About two weeks into my semester in Glasgow, I received a notice from the post office saying they had tried to deliver a package and that it was now waiting for me at the station.  I found the address on the back was in Cambuslung, ten miles away.  I couldn't figure out a good way to get there, so I just wrote it down and the next morning went to the subway, affectionately nicknamed the "Clockwork Orange."

There, I asked the man at the desk the best stop to get there, and, after a lot of confusion, he explained to me that I needed to take the metro to a train station and take the train from there.  I made it to the train station, somehow got confused and missed my train, and finally after waiting for what felt like forever, caught the right one. 

The train took me to a nearly deserted station in the middle of a neighborhood with no one at a desk that I could find.  I set off wandering at random, asked directions from a stranger, wandered a bit more, and then got directions from another stranger...who sent me in the opposite direction.

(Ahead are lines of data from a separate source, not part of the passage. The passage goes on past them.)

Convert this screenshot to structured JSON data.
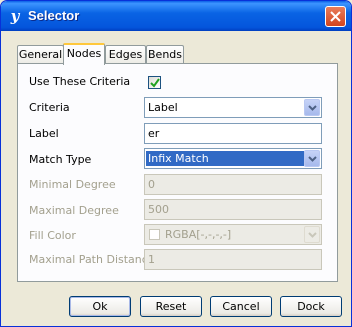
{
  "window": {
    "title": "Selector",
    "app_icon": "yfiles-logo-icon",
    "close_icon": "close-icon"
  },
  "tabs": [
    {
      "label": "General",
      "active": false
    },
    {
      "label": "Nodes",
      "active": true
    },
    {
      "label": "Edges",
      "active": false
    },
    {
      "label": "Bends",
      "active": false
    }
  ],
  "form": {
    "use_criteria": {
      "label": "Use These Criteria",
      "checked": true
    },
    "criteria": {
      "label": "Criteria",
      "value": "Label"
    },
    "label": {
      "label": "Label",
      "value": "er"
    },
    "match_type": {
      "label": "Match Type",
      "value": "Infix Match"
    },
    "minimal_degree": {
      "label": "Minimal Degree",
      "value": "0",
      "enabled": false
    },
    "maximal_degree": {
      "label": "Maximal Degree",
      "value": "500",
      "enabled": false
    },
    "fill_color": {
      "label": "Fill Color",
      "value": "RGBA[-,-,-,-]",
      "enabled": false
    },
    "maximal_path_distance": {
      "label": "Maximal Path Distance",
      "value": "1",
      "enabled": false
    }
  },
  "buttons": {
    "ok": "Ok",
    "reset": "Reset",
    "cancel": "Cancel",
    "dock": "Dock"
  },
  "colors": {
    "titlebar": "#0455dc",
    "selection": "#316ac5",
    "active_tab_accent": "#ffc83c",
    "checkmark": "#21a121"
  }
}
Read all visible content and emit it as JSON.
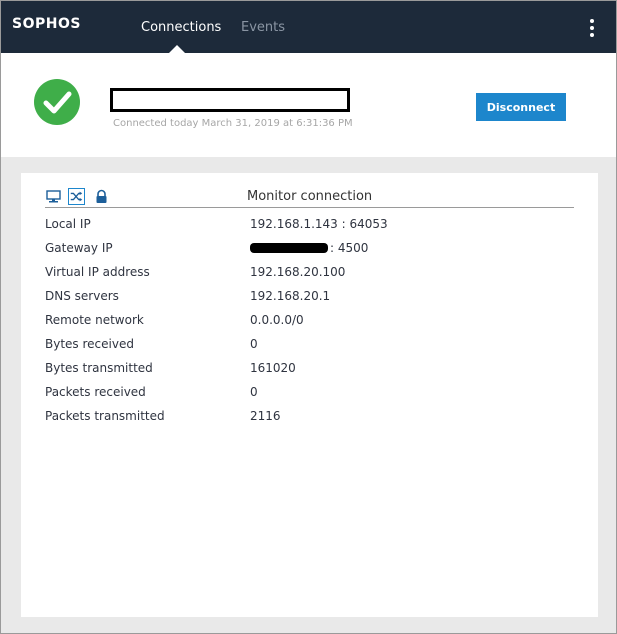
{
  "header": {
    "logo": "SOPHOS",
    "tabs": [
      {
        "label": "Connections",
        "active": true
      },
      {
        "label": "Events",
        "active": false
      }
    ],
    "menu_icon": "more-vertical-icon"
  },
  "status": {
    "state_icon": "check-circle-icon",
    "connected_since": "Connected today March 31, 2019 at 6:31:36 PM",
    "disconnect_label": "Disconnect"
  },
  "monitor": {
    "title": "Monitor connection",
    "icons": [
      "monitor-icon",
      "shuffle-icon",
      "lock-icon"
    ],
    "rows": [
      {
        "label": "Local IP",
        "value": "192.168.1.143 : 64053"
      },
      {
        "label": "Gateway IP",
        "value": ": 4500"
      },
      {
        "label": "Virtual IP address",
        "value": "192.168.20.100"
      },
      {
        "label": "DNS servers",
        "value": "192.168.20.1"
      },
      {
        "label": "Remote network",
        "value": "0.0.0.0/0"
      },
      {
        "label": "Bytes received",
        "value": "0"
      },
      {
        "label": "Bytes transmitted",
        "value": "161020"
      },
      {
        "label": "Packets received",
        "value": "0"
      },
      {
        "label": "Packets transmitted",
        "value": "2116"
      }
    ]
  },
  "colors": {
    "header_bg": "#1d2a3a",
    "accent": "#1d86cc",
    "success": "#3fae49"
  }
}
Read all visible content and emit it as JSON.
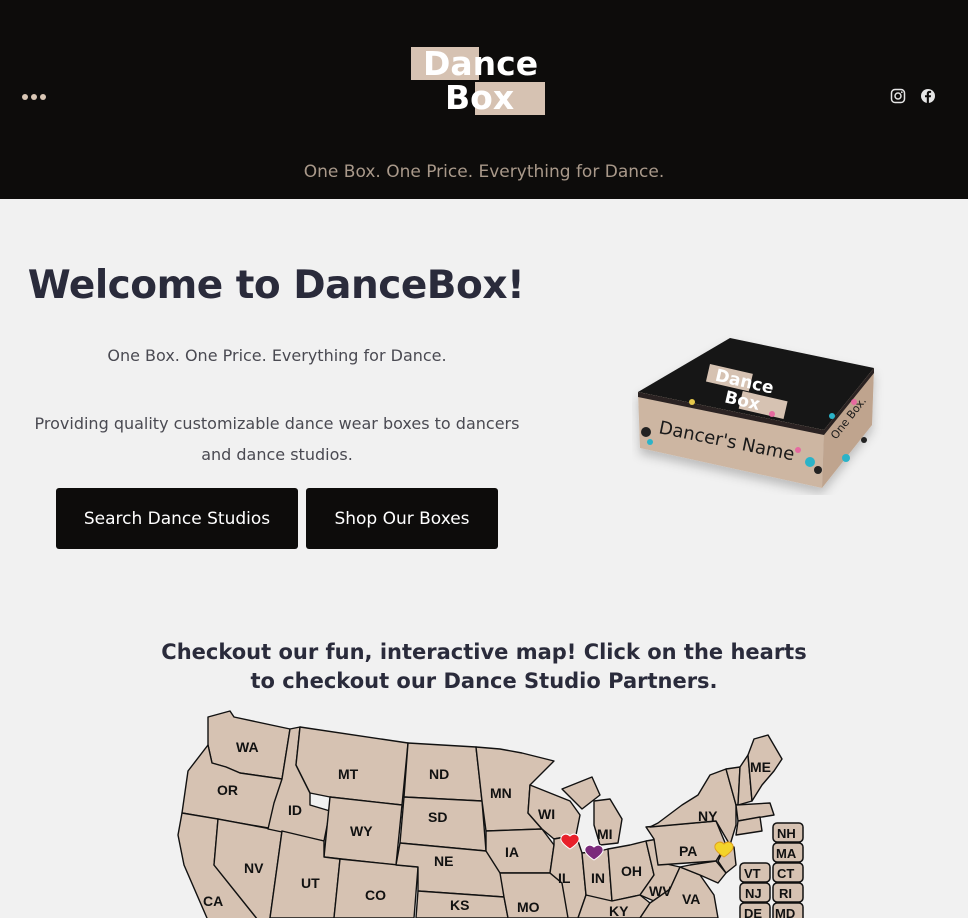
{
  "header": {
    "logo_line1": "Dance",
    "logo_line2": "Box",
    "tagline": "One Box. One Price. Everything for Dance.",
    "menu_icon": "more-dots-icon",
    "social_icons": [
      "instagram-icon",
      "facebook-icon"
    ],
    "accent_color": "#d6c2b2",
    "background_color": "#0d0c0b"
  },
  "hero": {
    "title": "Welcome to DanceBox!",
    "subtitle": "One Box. One Price. Everything for Dance.",
    "description": "Providing quality customizable dance wear boxes to dancers and dance studios.",
    "buttons": {
      "search": "Search Dance Studios",
      "shop": "Shop Our Boxes"
    },
    "box_image": {
      "logo_line1": "Dance",
      "logo_line2": "Box",
      "name_text": "Dancer's Name",
      "side_text": "One Box."
    }
  },
  "map_section": {
    "title": "Checkout our fun, interactive map! Click on the hearts to checkout our Dance Studio Partners.",
    "states": [
      "WA",
      "OR",
      "ID",
      "MT",
      "ND",
      "MN",
      "WI",
      "MI",
      "NY",
      "ME",
      "SD",
      "WY",
      "NV",
      "UT",
      "CA",
      "CO",
      "NE",
      "IA",
      "IL",
      "IN",
      "OH",
      "PA",
      "WV",
      "VA",
      "KS",
      "MO",
      "KY"
    ],
    "small_states": [
      "NH",
      "MA",
      "VT",
      "CT",
      "NJ",
      "RI",
      "DE",
      "MD"
    ],
    "hearts": [
      {
        "color": "#e8202a",
        "near": "IL"
      },
      {
        "color": "#7b2a7b",
        "near": "IN"
      },
      {
        "color": "#f3d42a",
        "near": "NJ"
      }
    ]
  }
}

After a few miles of walking in the miserable weather and turning around to retrace my steps several times, I found the place.  No one was there.  I called the number on the card only to find out that I was in the wrong place.  At this point I gave up and called a cab, which didn't show up.  After 30 minutes of waiting, I determined to walk to the new destination.  It took almost as long, and I finally made it to the place only to discover that my package was at the local destination, a convenient 1 mile from my flat.

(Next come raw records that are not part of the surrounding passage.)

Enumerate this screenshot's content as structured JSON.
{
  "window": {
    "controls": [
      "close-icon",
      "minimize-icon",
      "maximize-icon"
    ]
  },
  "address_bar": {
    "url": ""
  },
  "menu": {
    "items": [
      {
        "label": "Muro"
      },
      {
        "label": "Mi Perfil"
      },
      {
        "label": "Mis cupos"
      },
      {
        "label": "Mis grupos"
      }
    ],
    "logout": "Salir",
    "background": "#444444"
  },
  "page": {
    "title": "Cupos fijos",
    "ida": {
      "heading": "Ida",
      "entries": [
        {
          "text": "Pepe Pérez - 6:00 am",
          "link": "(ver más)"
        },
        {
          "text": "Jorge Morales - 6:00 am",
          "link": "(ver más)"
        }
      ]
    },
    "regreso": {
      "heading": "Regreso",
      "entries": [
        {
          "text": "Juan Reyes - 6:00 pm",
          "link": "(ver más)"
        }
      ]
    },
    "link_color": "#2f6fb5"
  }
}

It was getting dark, I had no idea where I was, and I still had to make it back to the train station to get back to the subway and make the twenty minute walk home from there.  

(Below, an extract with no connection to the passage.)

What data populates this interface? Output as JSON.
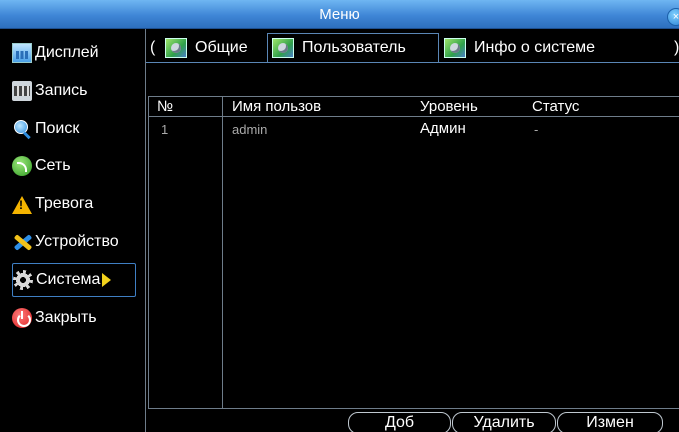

When you travel, sometimes everything goes right.  But sometimes, everything goes wrong and you question your decision to leave the safety of your hometown.  Even when that happens and you're lost after dark with no resources but your shoddy memory of the route you took to get there, somehow things always seem to work out.  

I made it home that night in one piece, and gained some confidence in my abilities to survive abroad.  I reevaluated the card and realized the correct address was also there, circled for me.  I was really embarassed and didn't tell anyone, but in the end no harm was done. I got my package, and I had a slightly better understanding of the city.  The feeling of familiarity and relief upon getting back to Byres Road was incredible, and that was the first time I really started to think of Glasgow as home.